Rohrer B, Iuvone P M, Stell W K
University of Calgary, Department of Anatomy, AB, Canada.
Brain Res. 1995 Jul 24;686(2):169-81. doi: 10.1016/0006-8993(95)00370-6.
Form-deprivation myopia (FDM) in the chick is a popular model for studying the postnatal regulation of ocular growth. Using this model, we have shown previously that dopamine and FGF-2 can counteract the effects of form-deprivation, thereby producing emmetropia. In the present study, we tested the hypothesis that the emmetropizing effects of flickering light and intraocular injections of FGF-2 in the chick are mediated by the activity of dopaminergic retinal amacrine cells. We have assessed the rate of dopamine synthesis in the retina by measuring the accumulation of 3,4-dihydroxyphenylalanine (DOPA). We found that form-deprivation reduces the rate of dopamine synthesis in the light-adapted retina, and that the normal rate of dopamine synthesis in the light can be restored by stroboscopic illumination at frequencies around 10 Hz. By labeling cells immunocytochemically we have shown that the synthesis of c-fos, a putative transcriptional regulator of the tyrosine hydroxylase gene, is induced in dopaminergic amacrine cells by stroboscopic illumination at around 10 Hz.
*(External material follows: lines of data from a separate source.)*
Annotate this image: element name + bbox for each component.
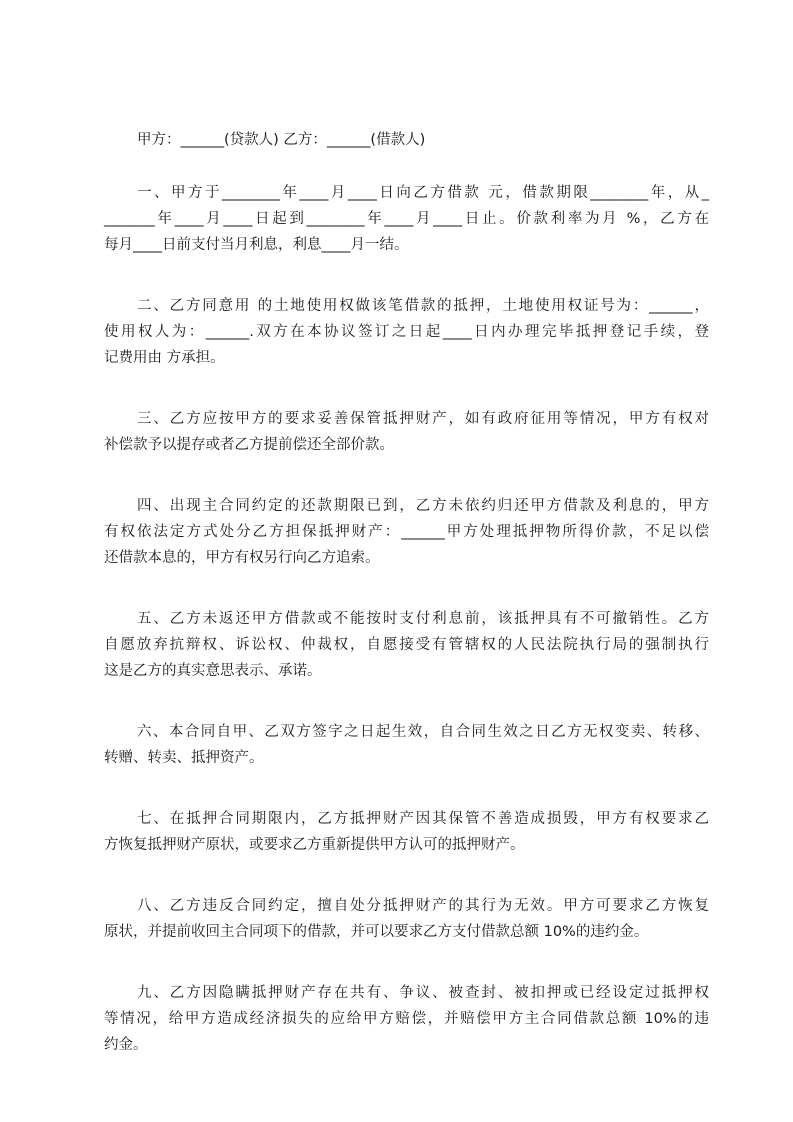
clause-line: 转赠、转卖、抵押资产。 xyxy=(104,750,264,766)
clause-line: 有权依法定方式处分乙方担保抵押财产：______甲方处理抵押物所得价款，不足以偿 xyxy=(104,524,709,540)
clause-9 xyxy=(104,980,709,1058)
clause-8 xyxy=(104,893,709,945)
clause-line: 原状，并提前收回主合同项下的借款，并可以要求乙方支付借款总额 10%的违约金。 xyxy=(104,924,649,940)
clause-line: 自愿放弃抗辩权、诉讼权、仲裁权，自愿接受有管辖权的人民法院执行局的强制执行 xyxy=(104,637,709,653)
clause-line: _______年____月____日起到________年____月____日止。价款利率为月 %，乙方在 xyxy=(104,211,709,227)
clause-2 xyxy=(104,293,709,371)
clause-line: 六、本合同自甲、乙双方签字之日起生效，自合同生效之日乙方无权变卖、转移、 xyxy=(137,724,709,740)
clause-6 xyxy=(104,719,709,771)
clause-line: 这是乙方的真实意思表示、承诺。 xyxy=(104,663,322,679)
clause-line: 记费用由 方承担。 xyxy=(104,350,225,366)
clause-3 xyxy=(104,406,709,458)
clause-line: 九、乙方因隐瞒抵押财产存在共有、争议、被查封、被扣押或已经设定过抵押权 xyxy=(137,985,709,1001)
clause-line: 等情况，给甲方造成经济损失的应给甲方赔偿，并赔偿甲方主合同借款总额 10%的违 xyxy=(104,1011,709,1027)
clause-1 xyxy=(104,180,709,258)
clause-line: 二、乙方同意用 的土地使用权做该笔借款的抵押，土地使用权证号为：______， xyxy=(137,298,709,314)
clause-line: 四、出现主合同约定的还款期限已到，乙方未依约归还甲方借款及利息的，甲方 xyxy=(137,498,709,514)
clause-line: 一、甲方于________年____月____日向乙方借款 元，借款期限________年，从_ xyxy=(137,185,709,201)
clause-line: 七、在抵押合同期限内，乙方抵押财产因其保管不善造成损毁，甲方有权要求乙 xyxy=(137,811,709,827)
clause-line: 约金。 xyxy=(104,1037,148,1053)
clause-line: 补偿款予以提存或者乙方提前偿还全部价款。 xyxy=(104,437,394,453)
clause-7 xyxy=(104,806,709,858)
clause-line: 每月____日前支付当月利息，利息____月一结。 xyxy=(104,237,409,253)
clause-line: 方恢复抵押财产原状，或要求乙方重新提供甲方认可的抵押财产。 xyxy=(104,837,525,853)
clause-4 xyxy=(104,493,709,571)
clause-line: 八、乙方违反合同约定，擅自处分抵押财产的其行为无效。甲方可要求乙方恢复 xyxy=(137,898,709,914)
clause-line: 使用权人为：______.双方在本协议签订之日起____日内办理完毕抵押登记手续，登 xyxy=(104,324,709,340)
clause-line: 还借款本息的，甲方有权另行向乙方追索。 xyxy=(104,550,380,566)
clause-line: 三、乙方应按甲方的要求妥善保管抵押财产，如有政府征用等情况，甲方有权对 xyxy=(137,411,709,427)
clause-line: 五、乙方未返还甲方借款或不能按时支付利息前，该抵押具有不可撤销性。乙方 xyxy=(137,611,709,627)
parties-line: 甲方：______(贷款人) 乙方：______(借款人) xyxy=(137,132,426,148)
clause-5 xyxy=(104,606,709,684)
clauses-list xyxy=(104,180,709,1093)
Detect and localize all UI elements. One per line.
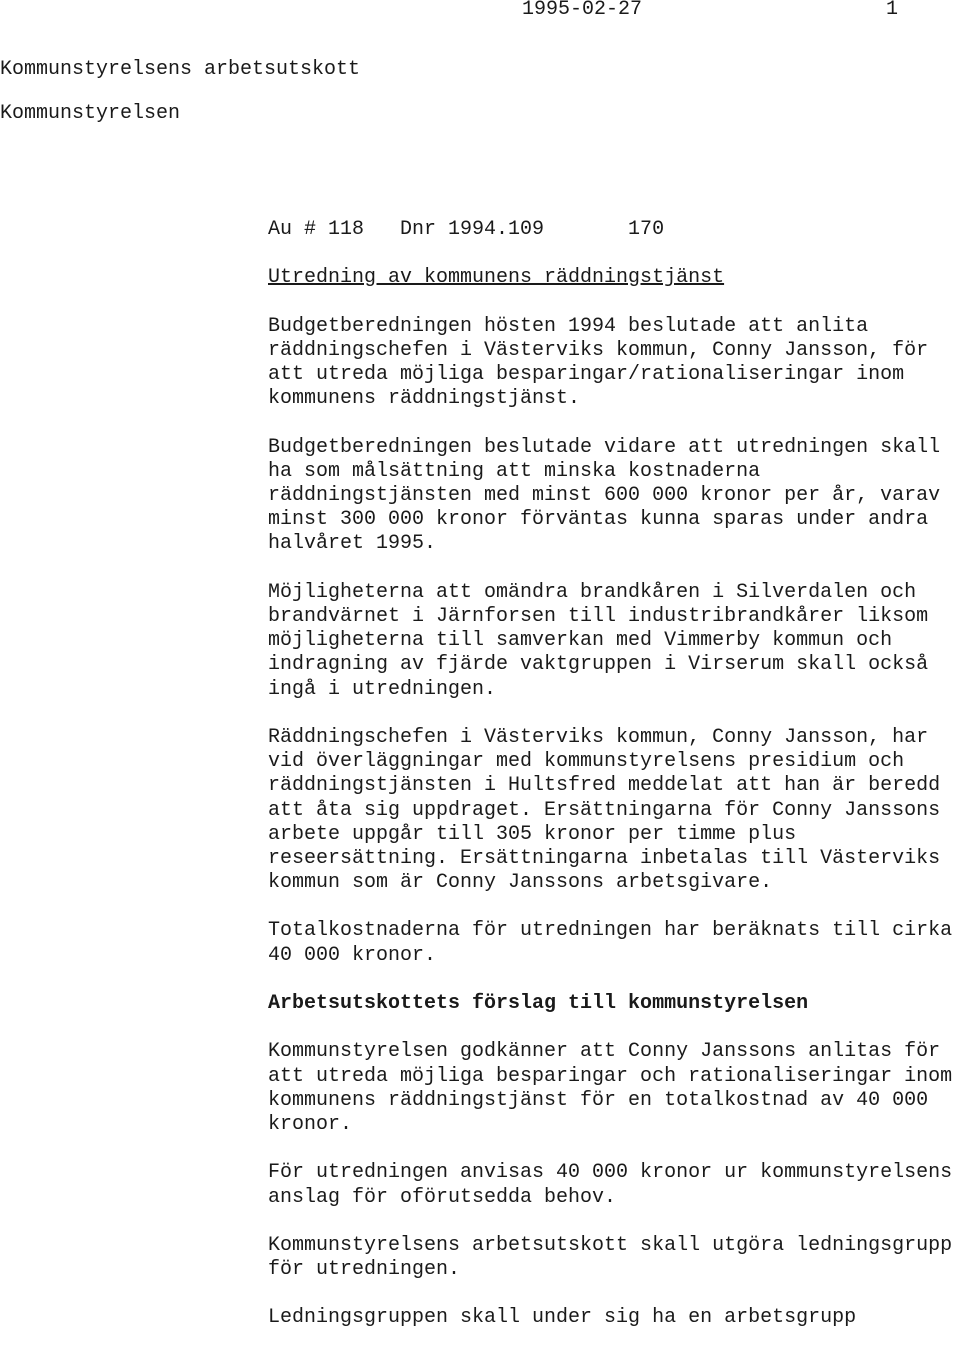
paragraph-line: att åta sig uppdraget. Ersättningarna för Conny Janssons <box>268 798 941 822</box>
paragraph-line: att utreda möjliga besparingar/rationaliseringar inom <box>268 363 905 387</box>
paragraph-line: räddningstjänsten i Hultsfred meddelat att han är beredd <box>268 774 941 798</box>
paragraph-line: brandvärnet i Järnforsen till industribrandkårer liksom <box>268 605 929 628</box>
proposal-heading: Arbetsutskottets förslag till kommunstyrelsen <box>268 992 809 1015</box>
paragraph-line: ingå i utredningen. <box>268 677 497 701</box>
paragraph-line: kommunens räddningstjänst. <box>268 387 581 411</box>
title-block <box>268 266 960 290</box>
proposal-heading-block <box>268 992 960 1016</box>
paragraph <box>268 315 960 412</box>
paragraph <box>268 919 960 967</box>
paragraph-line: anslag för oförutsedda behov. <box>268 1185 617 1209</box>
paragraph-line: kommun som är Conny Janssons arbetsgivare. <box>268 871 773 895</box>
paragraph <box>268 726 960 895</box>
organ-line-2: Kommunstyrelsen <box>0 102 181 125</box>
paragraph-line: 40 000 kronor. <box>268 943 437 967</box>
reference-line: Au # 118 Dnr 1994.109 170 <box>268 218 665 241</box>
paragraph-line: ha som målsättning att minska kostnaderna <box>268 459 761 483</box>
proposal-paragraph <box>268 1040 960 1137</box>
paragraph-line: Totalkostnaderna för utredningen har beräknats till cirka <box>268 919 953 943</box>
proposal-paragraph <box>268 1161 960 1209</box>
header-page-number: 1 <box>886 0 899 21</box>
paragraph-line: halvåret 1995. <box>268 532 437 556</box>
paragraph-line: räddningstjänsten med minst 600 000 kronor per år, varav <box>268 484 941 508</box>
header-date: 1995-02-27 <box>522 0 643 21</box>
paragraph-line: kommunens räddningstjänst för en totalkostnad av 40 000 <box>268 1088 929 1112</box>
paragraph-line: vid överläggningar med kommunstyrelsens presidium och <box>268 750 905 774</box>
organ-line-1: Kommunstyrelsens arbetsutskott <box>0 58 361 81</box>
paragraph <box>268 436 960 557</box>
paragraph-line: reseersättning. Ersättningarna inbetalas till Västerviks <box>268 846 941 870</box>
paragraph-line: för utredningen. <box>268 1258 461 1282</box>
paragraph-line: möjligheterna till samverkan med Vimmerby kommun och <box>268 629 893 653</box>
paragraph-line: att utreda möjliga besparingar och rationaliseringar inom <box>268 1064 953 1088</box>
paragraph-line: Räddningschefen i Västerviks kommun, Conny Jansson, har <box>268 725 929 749</box>
proposal-paragraph <box>268 1234 960 1282</box>
paragraph <box>268 581 960 702</box>
paragraph-line: Kommunstyrelsens arbetsutskott skall utgöra ledningsgrupp <box>268 1233 953 1257</box>
paragraph-line: indragning av fjärde vaktgruppen i Virserum skall också <box>268 653 929 677</box>
paragraph-line: kronor. <box>268 1112 353 1136</box>
document-body <box>268 218 960 1355</box>
paragraph-line: Kommunstyrelsen godkänner att Conny Janssons anlitas för <box>268 1040 941 1064</box>
paragraph-line: arbete uppgår till 305 kronor per timme plus <box>268 822 797 846</box>
paragraph-line: För utredningen anvisas 40 000 kronor ur kommunstyrelsens <box>268 1161 953 1185</box>
proposal-paragraph <box>268 1306 960 1330</box>
paragraph-line: minst 300 000 kronor förväntas kunna sparas under andra <box>268 508 929 532</box>
paragraph-line: räddningschefen i Västerviks kommun, Conny Jansson, för <box>268 338 929 362</box>
document-title: Utredning av kommunens räddningstjänst <box>268 266 725 290</box>
paragraph-line: Ledningsgruppen skall under sig ha en arbetsgrupp <box>268 1306 857 1330</box>
paragraph-line: Budgetberedningen hösten 1994 beslutade att anlita <box>268 314 869 338</box>
paragraph-line: Budgetberedningen beslutade vidare att utredningen skall <box>268 435 941 459</box>
reference-block <box>268 218 960 242</box>
paragraph-line: Möjligheterna att omändra brandkåren i Silverdalen och <box>268 580 917 604</box>
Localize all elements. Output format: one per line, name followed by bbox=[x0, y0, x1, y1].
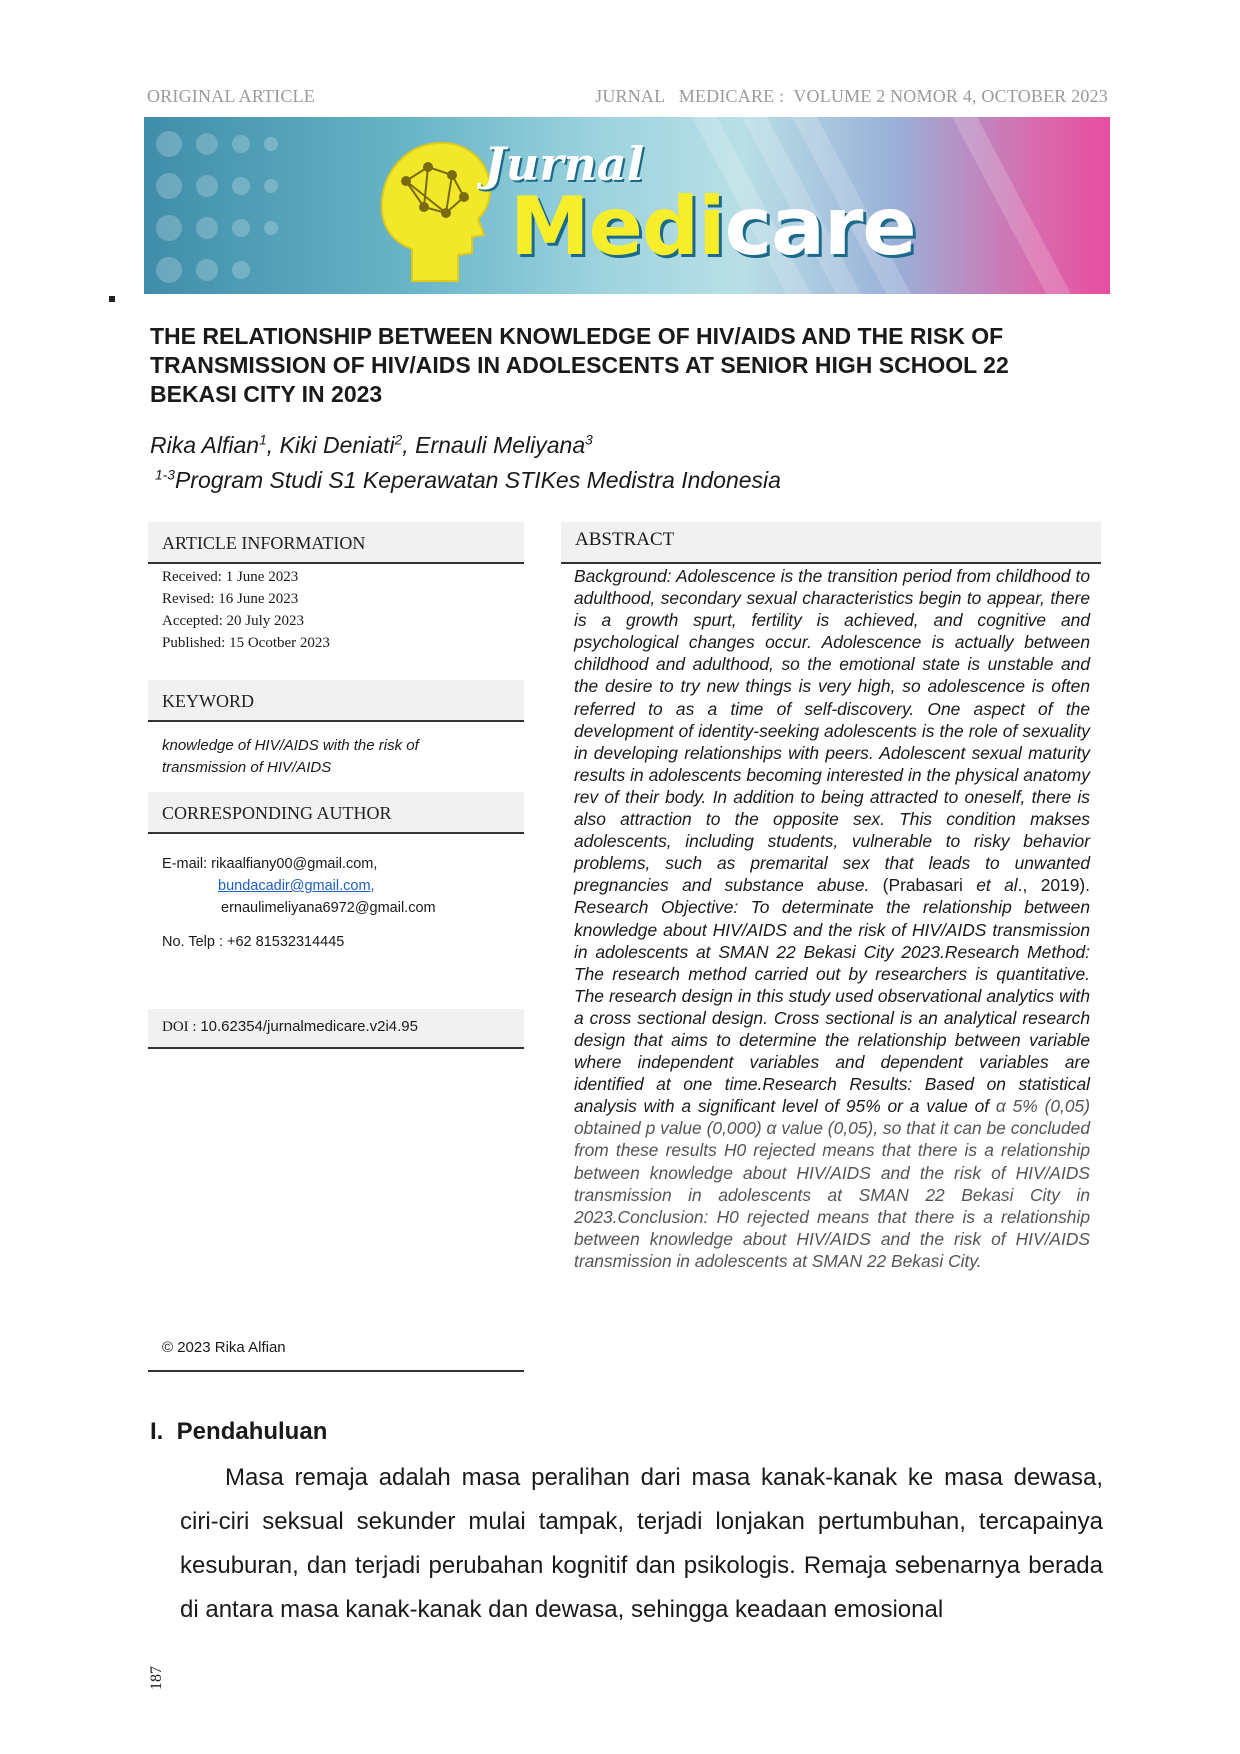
section-heading-introduction: I. Pendahuluan bbox=[150, 1418, 328, 1445]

These observations are consistent with a critical role for dopaminergic amacrine cells in the regulation of ocular growth by intermittent illumination. We have found also that intraocular injections of FGF-2 cause emmetropization without altering levels of expression of c-fos, amounts of tyrosine hydroxylase, or rates of dopamine synthesis with respect to vehicle-injected controls. We conclude that FGF acts either in parallel to or downstream from the dopaminergic amacrine cells, rather than through them. We observed that intravitreal injection per se induces high levels of c-fos expression in both form-deprived and non-deprived retinas, and causes partial emmetropization in form-deprived eyes, while inhibiting dopamine synthesis in non-deprived retinas. It is likely, therefore, that injection stimulates the production and/or release of unknown factors whose diverse effects on ocular growth and dopamine metabolism are mediated by complex pathways. Taken together, our results are consistent with the view that the retinal circuitry that controls postnatal ocular growth in the chick involves multiple messengers and pathways.
雏鸡的形觉剥夺性近视(FDM)是研究出生后眼球生长调节的常用模型。利用该模型,我们之前已表明多巴胺和FGF-2可抵消形觉剥夺的影响,从而产生正视化。在本研究中,我们检验了以下假设:雏鸡中闪烁光和眼内注射FGF-2的正视化作用是由多巴胺能视网膜无长突细胞的活性介导的。我们通过测量3,4-二羟基苯丙氨酸(DOPA)的积累来评估视网膜中多巴胺的合成速率。我们发现形觉剥夺会降低光适应视网膜中多巴胺的合成速率,而通过10 Hz左右频率的频闪照明可恢复光下正常的多巴胺合成速率。通过免疫细胞化学标记细胞,我们已表明,在10 Hz左右的频闪照明下,多巴胺能无长突细胞中可诱导c-fos的合成,c-fos是酪氨酸羟化酶基因的一种假定转录调节因子。这些观察结果与多巴胺能无长突细胞在间歇性照明调节眼球生长中起关键作用一致。我们还发现,眼内注射FGF-2可导致正视化,而相对于注射赋形剂的对照组,c-fos的表达水平、酪氨酸羟化酶的量或多巴胺的合成速率均未改变。我们得出结论,FGF的作用要么与多巴胺能无长突细胞平行,要么在其下游,而非通过它们起作用。我们观察到,玻璃体内注射本身会在形觉剥夺和未形觉剥夺的视网膜中均诱导高水平的c-fos表达,并在形觉剥夺的眼中导致部分正视化,同时抑制未形觉剥夺视网膜中的多巴胺合成。因此,注射可能刺激了未知因子的产生和/或释放,这些因子对眼球生长和多巴胺代谢的不同影响是由复杂途径介导的。综上所述,我们的结果与以下观点一致:控制雏鸡出生后眼球生长的视网膜回路涉及多种信使和途径。